I'm afraid I'm going to disagree with those suggesting Escallonia. While
it does, indeed, make an extremely handsome hedge, imo it looks
absolutely dreadful as 'dot' planting and achieves a kind of scruffiness
that is very undesirable! If you decide to grub the whole hedge out
and replace it, then I'd certainly say look at Escallonia. But as a few
plants interspersed with established holly and hawthorn, it will look
like a ballet dancer in a coalmine, imo.


It will also be much slower to fill in than Lonicera Natidia


Hmm - all interesting stuff

I wonder then if a touch of red Escallonia in the big gaps (which happen to
be near each other) and Lonicera Natidia to fill in the rest?

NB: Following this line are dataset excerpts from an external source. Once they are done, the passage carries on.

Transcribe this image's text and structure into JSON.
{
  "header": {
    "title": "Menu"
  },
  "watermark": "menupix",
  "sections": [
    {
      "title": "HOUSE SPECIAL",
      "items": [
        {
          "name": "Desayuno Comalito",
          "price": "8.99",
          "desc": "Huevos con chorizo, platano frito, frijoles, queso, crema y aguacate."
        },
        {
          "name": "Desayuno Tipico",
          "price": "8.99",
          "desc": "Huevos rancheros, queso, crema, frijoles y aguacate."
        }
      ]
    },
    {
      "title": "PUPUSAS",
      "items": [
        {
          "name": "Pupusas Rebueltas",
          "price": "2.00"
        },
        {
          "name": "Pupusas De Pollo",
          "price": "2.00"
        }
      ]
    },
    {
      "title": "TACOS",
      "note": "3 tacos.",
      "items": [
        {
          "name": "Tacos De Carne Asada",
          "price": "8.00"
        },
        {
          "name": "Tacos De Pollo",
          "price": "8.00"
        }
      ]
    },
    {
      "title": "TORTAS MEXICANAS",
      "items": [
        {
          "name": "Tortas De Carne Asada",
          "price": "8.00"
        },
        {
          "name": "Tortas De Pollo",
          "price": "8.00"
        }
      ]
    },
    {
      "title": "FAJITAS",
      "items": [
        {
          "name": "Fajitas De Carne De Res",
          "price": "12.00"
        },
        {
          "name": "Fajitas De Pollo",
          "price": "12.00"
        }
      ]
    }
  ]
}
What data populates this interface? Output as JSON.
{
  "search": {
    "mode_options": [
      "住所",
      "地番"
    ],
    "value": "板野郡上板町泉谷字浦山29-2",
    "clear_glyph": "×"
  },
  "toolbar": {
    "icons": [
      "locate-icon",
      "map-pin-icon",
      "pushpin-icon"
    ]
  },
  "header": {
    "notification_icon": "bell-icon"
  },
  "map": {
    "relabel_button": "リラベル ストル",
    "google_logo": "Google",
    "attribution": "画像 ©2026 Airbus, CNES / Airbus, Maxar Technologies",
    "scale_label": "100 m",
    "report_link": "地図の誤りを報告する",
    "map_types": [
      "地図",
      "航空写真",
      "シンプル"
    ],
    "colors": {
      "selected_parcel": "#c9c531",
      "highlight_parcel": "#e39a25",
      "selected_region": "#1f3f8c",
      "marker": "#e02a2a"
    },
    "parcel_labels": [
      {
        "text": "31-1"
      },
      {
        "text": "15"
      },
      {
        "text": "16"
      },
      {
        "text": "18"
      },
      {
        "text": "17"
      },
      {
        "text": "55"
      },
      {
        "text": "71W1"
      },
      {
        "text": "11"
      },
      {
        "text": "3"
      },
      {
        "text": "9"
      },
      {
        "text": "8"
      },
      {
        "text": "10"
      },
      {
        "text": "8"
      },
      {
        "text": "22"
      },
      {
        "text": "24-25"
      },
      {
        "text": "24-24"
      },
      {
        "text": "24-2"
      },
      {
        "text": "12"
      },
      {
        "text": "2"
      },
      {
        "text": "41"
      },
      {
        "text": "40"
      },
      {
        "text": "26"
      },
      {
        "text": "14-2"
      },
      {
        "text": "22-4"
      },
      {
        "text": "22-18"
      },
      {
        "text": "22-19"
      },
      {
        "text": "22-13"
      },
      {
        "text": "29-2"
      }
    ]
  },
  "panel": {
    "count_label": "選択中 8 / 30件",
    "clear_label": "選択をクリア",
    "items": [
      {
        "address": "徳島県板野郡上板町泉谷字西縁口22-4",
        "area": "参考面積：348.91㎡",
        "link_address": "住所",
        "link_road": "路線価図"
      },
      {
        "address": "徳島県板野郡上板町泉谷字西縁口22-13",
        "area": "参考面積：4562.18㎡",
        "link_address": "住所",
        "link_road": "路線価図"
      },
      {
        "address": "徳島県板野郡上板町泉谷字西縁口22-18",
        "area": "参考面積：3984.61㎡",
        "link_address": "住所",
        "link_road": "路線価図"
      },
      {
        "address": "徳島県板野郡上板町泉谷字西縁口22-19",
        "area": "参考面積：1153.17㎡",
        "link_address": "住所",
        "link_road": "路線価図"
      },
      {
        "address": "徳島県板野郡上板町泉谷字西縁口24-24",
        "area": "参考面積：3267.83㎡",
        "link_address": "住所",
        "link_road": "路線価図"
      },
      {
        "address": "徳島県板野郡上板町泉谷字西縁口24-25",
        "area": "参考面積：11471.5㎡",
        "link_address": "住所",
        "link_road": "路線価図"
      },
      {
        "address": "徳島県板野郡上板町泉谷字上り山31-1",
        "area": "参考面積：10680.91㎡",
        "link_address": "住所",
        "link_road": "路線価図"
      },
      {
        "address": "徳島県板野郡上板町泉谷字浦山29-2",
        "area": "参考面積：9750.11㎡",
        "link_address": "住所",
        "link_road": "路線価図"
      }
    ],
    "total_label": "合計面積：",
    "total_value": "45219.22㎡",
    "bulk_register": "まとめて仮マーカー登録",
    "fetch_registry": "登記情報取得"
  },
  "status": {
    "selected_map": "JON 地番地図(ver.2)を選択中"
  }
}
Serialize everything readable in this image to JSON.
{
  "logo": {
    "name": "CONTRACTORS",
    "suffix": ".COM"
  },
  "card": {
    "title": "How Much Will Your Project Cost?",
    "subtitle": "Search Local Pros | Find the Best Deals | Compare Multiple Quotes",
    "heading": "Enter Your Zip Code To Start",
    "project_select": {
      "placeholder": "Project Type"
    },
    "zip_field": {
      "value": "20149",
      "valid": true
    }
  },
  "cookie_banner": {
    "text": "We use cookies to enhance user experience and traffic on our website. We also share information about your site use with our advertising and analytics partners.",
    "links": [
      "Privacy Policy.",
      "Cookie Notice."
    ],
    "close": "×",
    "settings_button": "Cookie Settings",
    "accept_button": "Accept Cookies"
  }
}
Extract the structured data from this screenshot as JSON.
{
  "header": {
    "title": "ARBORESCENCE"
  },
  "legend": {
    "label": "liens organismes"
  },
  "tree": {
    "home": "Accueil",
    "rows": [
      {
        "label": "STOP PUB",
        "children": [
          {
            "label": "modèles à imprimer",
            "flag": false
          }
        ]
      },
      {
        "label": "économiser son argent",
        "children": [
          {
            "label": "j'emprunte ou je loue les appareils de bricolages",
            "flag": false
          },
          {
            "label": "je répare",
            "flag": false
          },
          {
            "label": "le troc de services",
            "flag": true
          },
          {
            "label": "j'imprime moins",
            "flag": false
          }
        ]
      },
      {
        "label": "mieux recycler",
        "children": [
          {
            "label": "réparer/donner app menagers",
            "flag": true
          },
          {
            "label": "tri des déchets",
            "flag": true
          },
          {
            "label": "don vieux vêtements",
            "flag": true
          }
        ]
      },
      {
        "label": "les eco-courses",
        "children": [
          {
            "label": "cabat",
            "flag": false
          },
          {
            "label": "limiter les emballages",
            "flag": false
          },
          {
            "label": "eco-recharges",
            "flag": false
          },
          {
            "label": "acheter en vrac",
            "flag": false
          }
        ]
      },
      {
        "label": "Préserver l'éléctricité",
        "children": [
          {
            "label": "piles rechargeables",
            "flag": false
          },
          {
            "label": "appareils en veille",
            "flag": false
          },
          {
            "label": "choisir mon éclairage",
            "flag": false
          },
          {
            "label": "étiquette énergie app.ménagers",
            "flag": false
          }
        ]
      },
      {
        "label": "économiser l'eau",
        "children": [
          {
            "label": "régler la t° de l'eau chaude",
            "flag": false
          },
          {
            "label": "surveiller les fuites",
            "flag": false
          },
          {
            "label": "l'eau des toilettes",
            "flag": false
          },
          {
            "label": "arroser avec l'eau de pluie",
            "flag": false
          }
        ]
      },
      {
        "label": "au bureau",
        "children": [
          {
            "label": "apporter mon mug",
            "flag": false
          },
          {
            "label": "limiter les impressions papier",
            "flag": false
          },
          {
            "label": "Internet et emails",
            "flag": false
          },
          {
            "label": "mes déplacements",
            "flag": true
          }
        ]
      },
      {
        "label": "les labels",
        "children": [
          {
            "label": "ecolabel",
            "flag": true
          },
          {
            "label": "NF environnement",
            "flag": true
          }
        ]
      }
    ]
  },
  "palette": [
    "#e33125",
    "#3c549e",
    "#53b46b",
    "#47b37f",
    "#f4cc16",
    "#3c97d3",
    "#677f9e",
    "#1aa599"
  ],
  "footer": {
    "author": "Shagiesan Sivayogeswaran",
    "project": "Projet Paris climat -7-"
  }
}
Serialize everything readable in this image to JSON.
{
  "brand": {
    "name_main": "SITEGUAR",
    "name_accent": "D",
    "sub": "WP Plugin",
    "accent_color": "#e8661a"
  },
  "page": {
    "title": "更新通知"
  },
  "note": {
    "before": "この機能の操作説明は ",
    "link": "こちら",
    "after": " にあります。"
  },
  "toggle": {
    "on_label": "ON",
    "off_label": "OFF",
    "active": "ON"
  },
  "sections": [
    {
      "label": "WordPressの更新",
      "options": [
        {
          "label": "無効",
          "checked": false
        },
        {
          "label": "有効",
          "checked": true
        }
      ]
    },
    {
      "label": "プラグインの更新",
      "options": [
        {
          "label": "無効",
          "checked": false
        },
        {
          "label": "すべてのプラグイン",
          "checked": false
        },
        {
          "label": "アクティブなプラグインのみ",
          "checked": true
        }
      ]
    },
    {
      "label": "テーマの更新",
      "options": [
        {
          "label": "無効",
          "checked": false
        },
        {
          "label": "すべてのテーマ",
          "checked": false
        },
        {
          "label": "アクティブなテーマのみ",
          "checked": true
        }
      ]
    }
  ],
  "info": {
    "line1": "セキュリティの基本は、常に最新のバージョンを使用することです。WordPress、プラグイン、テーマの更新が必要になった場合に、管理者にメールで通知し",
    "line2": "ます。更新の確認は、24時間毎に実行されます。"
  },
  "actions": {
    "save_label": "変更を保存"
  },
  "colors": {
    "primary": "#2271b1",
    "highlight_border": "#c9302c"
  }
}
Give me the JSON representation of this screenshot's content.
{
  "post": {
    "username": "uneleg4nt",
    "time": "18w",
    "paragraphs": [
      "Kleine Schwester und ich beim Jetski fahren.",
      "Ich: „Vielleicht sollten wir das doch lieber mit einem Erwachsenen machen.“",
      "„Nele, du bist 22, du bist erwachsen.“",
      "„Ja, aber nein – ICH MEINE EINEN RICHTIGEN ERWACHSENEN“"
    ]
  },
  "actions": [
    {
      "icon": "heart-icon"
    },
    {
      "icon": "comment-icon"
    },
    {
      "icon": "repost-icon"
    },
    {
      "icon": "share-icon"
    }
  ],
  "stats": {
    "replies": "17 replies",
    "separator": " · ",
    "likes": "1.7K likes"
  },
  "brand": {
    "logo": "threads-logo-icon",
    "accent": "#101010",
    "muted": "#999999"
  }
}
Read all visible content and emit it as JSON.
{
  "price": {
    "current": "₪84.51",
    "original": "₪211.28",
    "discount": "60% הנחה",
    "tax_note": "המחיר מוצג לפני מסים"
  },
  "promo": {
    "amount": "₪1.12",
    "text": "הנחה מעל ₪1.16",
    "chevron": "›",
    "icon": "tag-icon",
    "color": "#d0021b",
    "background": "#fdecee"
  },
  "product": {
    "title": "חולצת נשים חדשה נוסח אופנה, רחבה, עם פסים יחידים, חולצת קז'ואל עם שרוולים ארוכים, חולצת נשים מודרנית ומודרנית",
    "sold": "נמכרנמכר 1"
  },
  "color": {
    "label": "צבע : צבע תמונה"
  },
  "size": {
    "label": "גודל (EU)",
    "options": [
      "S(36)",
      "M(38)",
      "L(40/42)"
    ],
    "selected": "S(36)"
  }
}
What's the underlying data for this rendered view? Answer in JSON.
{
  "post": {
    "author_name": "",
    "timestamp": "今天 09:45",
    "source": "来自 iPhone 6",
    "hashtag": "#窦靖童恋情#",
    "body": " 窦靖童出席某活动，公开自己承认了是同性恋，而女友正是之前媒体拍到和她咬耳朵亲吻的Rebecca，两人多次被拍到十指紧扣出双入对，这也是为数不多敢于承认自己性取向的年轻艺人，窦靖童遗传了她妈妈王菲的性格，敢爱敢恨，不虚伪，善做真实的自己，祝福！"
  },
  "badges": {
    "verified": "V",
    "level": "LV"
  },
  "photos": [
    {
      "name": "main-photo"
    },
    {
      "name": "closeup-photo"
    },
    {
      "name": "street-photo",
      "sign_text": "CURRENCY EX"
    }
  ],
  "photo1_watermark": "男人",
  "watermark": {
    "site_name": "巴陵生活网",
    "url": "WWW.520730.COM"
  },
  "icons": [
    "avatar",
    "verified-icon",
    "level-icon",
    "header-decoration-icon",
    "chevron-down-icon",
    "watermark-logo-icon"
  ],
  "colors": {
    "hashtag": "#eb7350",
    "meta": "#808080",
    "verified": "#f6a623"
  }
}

The escallonia will give a bright splash to one end of the run which might
be visually interestoing.

SWMBO just asked if escallonia is good to grow over an arch former over a
pathway (narrow) gate? That's in the middle of the bits with 3' gaps in the
hawthorn. I could even justify removing the hawthorn completely ther (only
about 3-4 trunks worth) and just having a solid patch of escallonia.

Would photos of the hedge help?

Cheers,

Tim
--
Tim Watts
How about Pyracantha? there's a hedge in a nearby village made up of mixed berry colour and looks fantastic and its about 4' tall as well.